Toutefois, la signature d’accords entre la République vénézuélienne et le régime franquiste donne finalement un statut à ces migrants. La postface assume une erreur historique du récit. Elias Taño confesse ainsi que « l’émigration au Vénézuéla a été autorisée par Franco à partir d’août 1950, et [il] est donc faux de parler de voyages clandestins au moment où commence l’histoire (1956) » (p.99), et justifie cette liberté par la nécessité narrative de fusionner les deux voyages effectués par son grand-père Inocencio, l’un illégal en 1948, l’autre réalisé en toute légalité. Le séjour en prison d’Inocencio confère par ailleurs une intensité dramatique au récit d’autant qu’une fois libérés, les Canariens se retrouvent à travailler dans des conditions exécrables dans les exploitations agricoles. Dans une planche frappante, le dessinateur compare les bananeraies vénézuéliennes, « labyrinthes sans fin de ciment et de fumier […] entourées de murailles criblées de trous », à des « sarcophages brûlés par la lumière des Caraïbes » (p.36).
Si Garafia s’intéresse aux migrants, le récit s’arrête également sur « celles qui restent ». La société canarienne de ces années-là, marquée par un déséquilibre démographique, repose sur le travail des femmes, qui labourent les champs, tricotent pour un maigre pécule et élève leurs enfants, le tout sous l’étroite surveillance des policiers franquistes. Les liens avec leurs époux se distendent avec le temps et la distance. Les hommes envoient peu d’argent et ne donnent guère de nouvelles, quand ils ne refont pas leur vie au Vénézuéla. « Ni mariées, ni veuves, ni seules », ces femmes sont « les veuves blanches » qui attendent sans savoir quand et si leur mari reviendra (p.71).

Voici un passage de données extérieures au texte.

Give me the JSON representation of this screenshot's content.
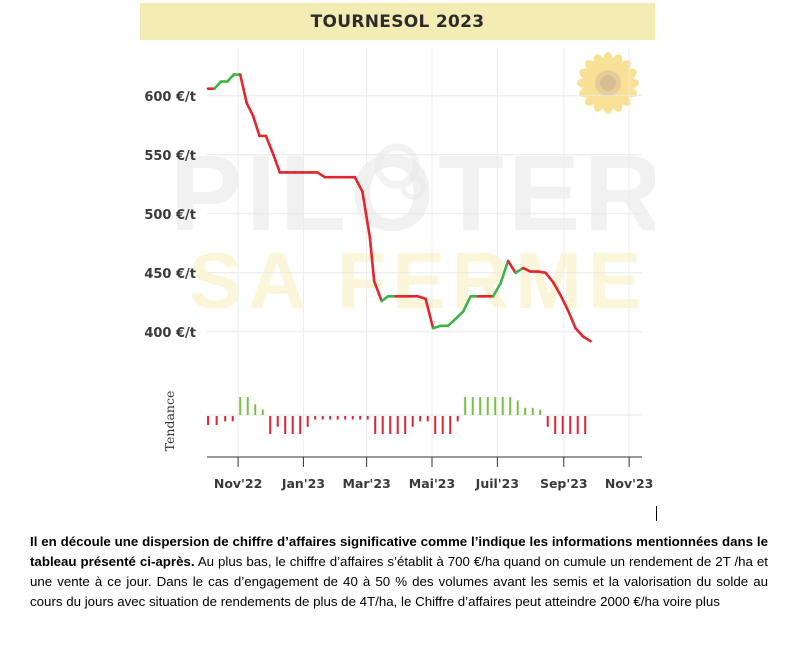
{
  "chart_data": {
    "type": "line",
    "title": "TOURNESOL 2023",
    "ylabel_lower": "Tendance",
    "y_tick_labels": [
      "600 €/t",
      "550 €/t",
      "500 €/t",
      "450 €/t",
      "400 €/t"
    ],
    "y_ticks": [
      600,
      550,
      500,
      450,
      400
    ],
    "ylim": [
      382,
      632
    ],
    "x_tick_labels": [
      "Nov'22",
      "Jan'23",
      "Mar'23",
      "Mai'23",
      "Juil'23",
      "Sep'23",
      "Nov'23"
    ],
    "x_ticks": [
      "2022-11-01",
      "2023-01-01",
      "2023-03-01",
      "2023-05-01",
      "2023-07-01",
      "2023-09-01",
      "2023-11-01"
    ],
    "xlim": [
      "2022-10-03",
      "2023-11-13"
    ],
    "series": [
      {
        "points": [
          [
            "2022-10-04",
            606
          ],
          [
            "2022-10-10",
            606
          ],
          [
            "2022-10-16",
            612
          ],
          [
            "2022-10-22",
            612
          ],
          [
            "2022-10-28",
            618
          ],
          [
            "2022-11-03",
            618
          ],
          [
            "2022-11-09",
            594
          ],
          [
            "2022-11-15",
            583
          ],
          [
            "2022-11-21",
            566
          ],
          [
            "2022-11-27",
            566
          ],
          [
            "2022-12-04",
            550
          ],
          [
            "2022-12-10",
            535
          ],
          [
            "2022-12-17",
            535
          ],
          [
            "2022-12-24",
            535
          ],
          [
            "2022-12-31",
            535
          ],
          [
            "2023-01-07",
            535
          ],
          [
            "2023-01-14",
            535
          ],
          [
            "2023-01-21",
            531
          ],
          [
            "2023-01-28",
            531
          ],
          [
            "2023-02-04",
            531
          ],
          [
            "2023-02-11",
            531
          ],
          [
            "2023-02-18",
            531
          ],
          [
            "2023-02-25",
            519
          ],
          [
            "2023-03-04",
            480
          ],
          [
            "2023-03-08",
            443
          ],
          [
            "2023-03-15",
            426
          ],
          [
            "2023-03-21",
            430
          ],
          [
            "2023-03-28",
            430
          ],
          [
            "2023-04-04",
            430
          ],
          [
            "2023-04-11",
            430
          ],
          [
            "2023-04-18",
            430
          ],
          [
            "2023-04-25",
            428
          ],
          [
            "2023-05-02",
            403
          ],
          [
            "2023-05-09",
            405
          ],
          [
            "2023-05-16",
            405
          ],
          [
            "2023-05-23",
            411
          ],
          [
            "2023-05-30",
            417
          ],
          [
            "2023-06-06",
            430
          ],
          [
            "2023-06-13",
            430
          ],
          [
            "2023-06-20",
            430
          ],
          [
            "2023-06-27",
            430
          ],
          [
            "2023-07-04",
            441
          ],
          [
            "2023-07-11",
            460
          ],
          [
            "2023-07-18",
            450
          ],
          [
            "2023-07-25",
            454
          ],
          [
            "2023-08-01",
            451
          ],
          [
            "2023-08-08",
            451
          ],
          [
            "2023-08-15",
            450
          ],
          [
            "2023-08-22",
            442
          ],
          [
            "2023-08-29",
            431
          ],
          [
            "2023-09-05",
            418
          ],
          [
            "2023-09-12",
            403
          ],
          [
            "2023-09-19",
            396
          ],
          [
            "2023-09-26",
            392
          ]
        ],
        "rising_color": "#3cb449",
        "falling_color": "#e3262d"
      }
    ],
    "trend_bars": [
      {
        "date": "2022-10-04",
        "direction": "down",
        "strength": 0.5
      },
      {
        "date": "2022-10-12",
        "direction": "down",
        "strength": 0.5
      },
      {
        "date": "2022-10-20",
        "direction": "down",
        "strength": 0.3
      },
      {
        "date": "2022-10-27",
        "direction": "down",
        "strength": 0.3
      },
      {
        "date": "2022-11-03",
        "direction": "up",
        "strength": 1.0
      },
      {
        "date": "2022-11-10",
        "direction": "up",
        "strength": 1.0
      },
      {
        "date": "2022-11-17",
        "direction": "up",
        "strength": 0.6
      },
      {
        "date": "2022-11-24",
        "direction": "up",
        "strength": 0.3
      },
      {
        "date": "2022-12-01",
        "direction": "down",
        "strength": 1.0
      },
      {
        "date": "2022-12-08",
        "direction": "down",
        "strength": 0.6
      },
      {
        "date": "2022-12-15",
        "direction": "down",
        "strength": 1.0
      },
      {
        "date": "2022-12-22",
        "direction": "down",
        "strength": 1.0
      },
      {
        "date": "2022-12-29",
        "direction": "down",
        "strength": 1.0
      },
      {
        "date": "2023-01-05",
        "direction": "down",
        "strength": 0.6
      },
      {
        "date": "2023-01-12",
        "direction": "down",
        "strength": 0.2
      },
      {
        "date": "2023-01-19",
        "direction": "down",
        "strength": 0.2
      },
      {
        "date": "2023-01-26",
        "direction": "down",
        "strength": 0.2
      },
      {
        "date": "2023-02-02",
        "direction": "down",
        "strength": 0.2
      },
      {
        "date": "2023-02-09",
        "direction": "down",
        "strength": 0.2
      },
      {
        "date": "2023-02-16",
        "direction": "down",
        "strength": 0.2
      },
      {
        "date": "2023-02-23",
        "direction": "down",
        "strength": 0.2
      },
      {
        "date": "2023-03-02",
        "direction": "down",
        "strength": 0.2
      },
      {
        "date": "2023-03-09",
        "direction": "down",
        "strength": 1.0
      },
      {
        "date": "2023-03-16",
        "direction": "down",
        "strength": 1.0
      },
      {
        "date": "2023-03-23",
        "direction": "down",
        "strength": 1.0
      },
      {
        "date": "2023-03-30",
        "direction": "down",
        "strength": 1.0
      },
      {
        "date": "2023-04-06",
        "direction": "down",
        "strength": 1.0
      },
      {
        "date": "2023-04-13",
        "direction": "down",
        "strength": 0.6
      },
      {
        "date": "2023-04-20",
        "direction": "down",
        "strength": 0.3
      },
      {
        "date": "2023-04-27",
        "direction": "down",
        "strength": 0.3
      },
      {
        "date": "2023-05-04",
        "direction": "down",
        "strength": 1.0
      },
      {
        "date": "2023-05-11",
        "direction": "down",
        "strength": 1.0
      },
      {
        "date": "2023-05-18",
        "direction": "down",
        "strength": 1.0
      },
      {
        "date": "2023-05-25",
        "direction": "down",
        "strength": 0.3
      },
      {
        "date": "2023-06-01",
        "direction": "up",
        "strength": 1.0
      },
      {
        "date": "2023-06-08",
        "direction": "up",
        "strength": 1.0
      },
      {
        "date": "2023-06-15",
        "direction": "up",
        "strength": 1.0
      },
      {
        "date": "2023-06-22",
        "direction": "up",
        "strength": 1.0
      },
      {
        "date": "2023-06-29",
        "direction": "up",
        "strength": 1.0
      },
      {
        "date": "2023-07-06",
        "direction": "up",
        "strength": 1.0
      },
      {
        "date": "2023-07-13",
        "direction": "up",
        "strength": 1.0
      },
      {
        "date": "2023-07-20",
        "direction": "up",
        "strength": 0.8
      },
      {
        "date": "2023-07-27",
        "direction": "up",
        "strength": 0.4
      },
      {
        "date": "2023-08-03",
        "direction": "up",
        "strength": 0.4
      },
      {
        "date": "2023-08-10",
        "direction": "up",
        "strength": 0.3
      },
      {
        "date": "2023-08-17",
        "direction": "down",
        "strength": 0.6
      },
      {
        "date": "2023-08-24",
        "direction": "down",
        "strength": 1.0
      },
      {
        "date": "2023-08-31",
        "direction": "down",
        "strength": 1.0
      },
      {
        "date": "2023-09-07",
        "direction": "down",
        "strength": 1.0
      },
      {
        "date": "2023-09-14",
        "direction": "down",
        "strength": 1.0
      },
      {
        "date": "2023-09-21",
        "direction": "down",
        "strength": 1.0
      }
    ],
    "grid": true,
    "watermark_text": [
      "PILOTER",
      "SA FERME"
    ]
  },
  "body": {
    "bold_text": "Il en découle une dispersion de chiffre d’affaires significative comme l’indique les informations mentionnées dans le tableau présenté ci-après.",
    "normal_text": " Au plus bas, le chiffre d’affaires s’établit à 700 €/ha quand on cumule un rendement de 2T /ha et une vente à ce jour. Dans le cas d’engagement de 40 à 50 % des volumes avant les semis et la valorisation du solde au cours du jours avec situation de rendements de plus de 4T/ha, le Chiffre d’affaires peut atteindre 2000 €/ha voire plus"
  }
}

La mise en scène d’Elias Taño repose sur un dessin très stylisé qui se fonde sur des formes géométriques. Ce travail à partir des formes, qui rappelle à certains égards les peintures cubistes **, est assez original en bande dessinée, et s’explique probablement par la formation et la polyvalence de Taño, qui est à la fois illustrateur, designer et peintre muraliste. Cette simplification du réel s’avère d’une redoutable efficacité narrative : les visages rectangulaires des policiers menaçants contrastent avec la rondeur du faciès des Canariens. La colorisation repose sur le même principe de lisibilité immédiate : le bleu pour les passages aux Canaries, le marron pour le Vénézuéla, le rouge pour symboliser la violence et la coercition. Ces choix graphiques ont attiré l’attention de la critique en Espagne, en témoignent les prix reçus par l’édition espagnole, recevant notamment le prix Révélation du Salon de la bande dessinée de Valence (2022). Garafia possède toute sa pertinence, à l’heure où la question migratoire est brûlante dans les opinions publiques européennes. Avec ce récit d’une grande qualité graphique, Elias Taño partage un morceau méconnu de l’histoire de l’Espagne franquiste.
* : D’après Salvador Palazón Ferrando, L’émigration espagnole en Amérique latine (1880-1975), Migrance n°21, 2002.
** : L’auteur revendique d’ailleurs cette influence, et cite également le cinéma soviétique, le pop art et des
artistes comme Keith Haring comme source d’inspiration dans une interview pour Karton Zine, dédié à la musique et à la culture DIY.
Garafia. Elias Taño (scénario, dessin et couleurs). Rue de l’échiquier. 112 pages. 19,90 euros.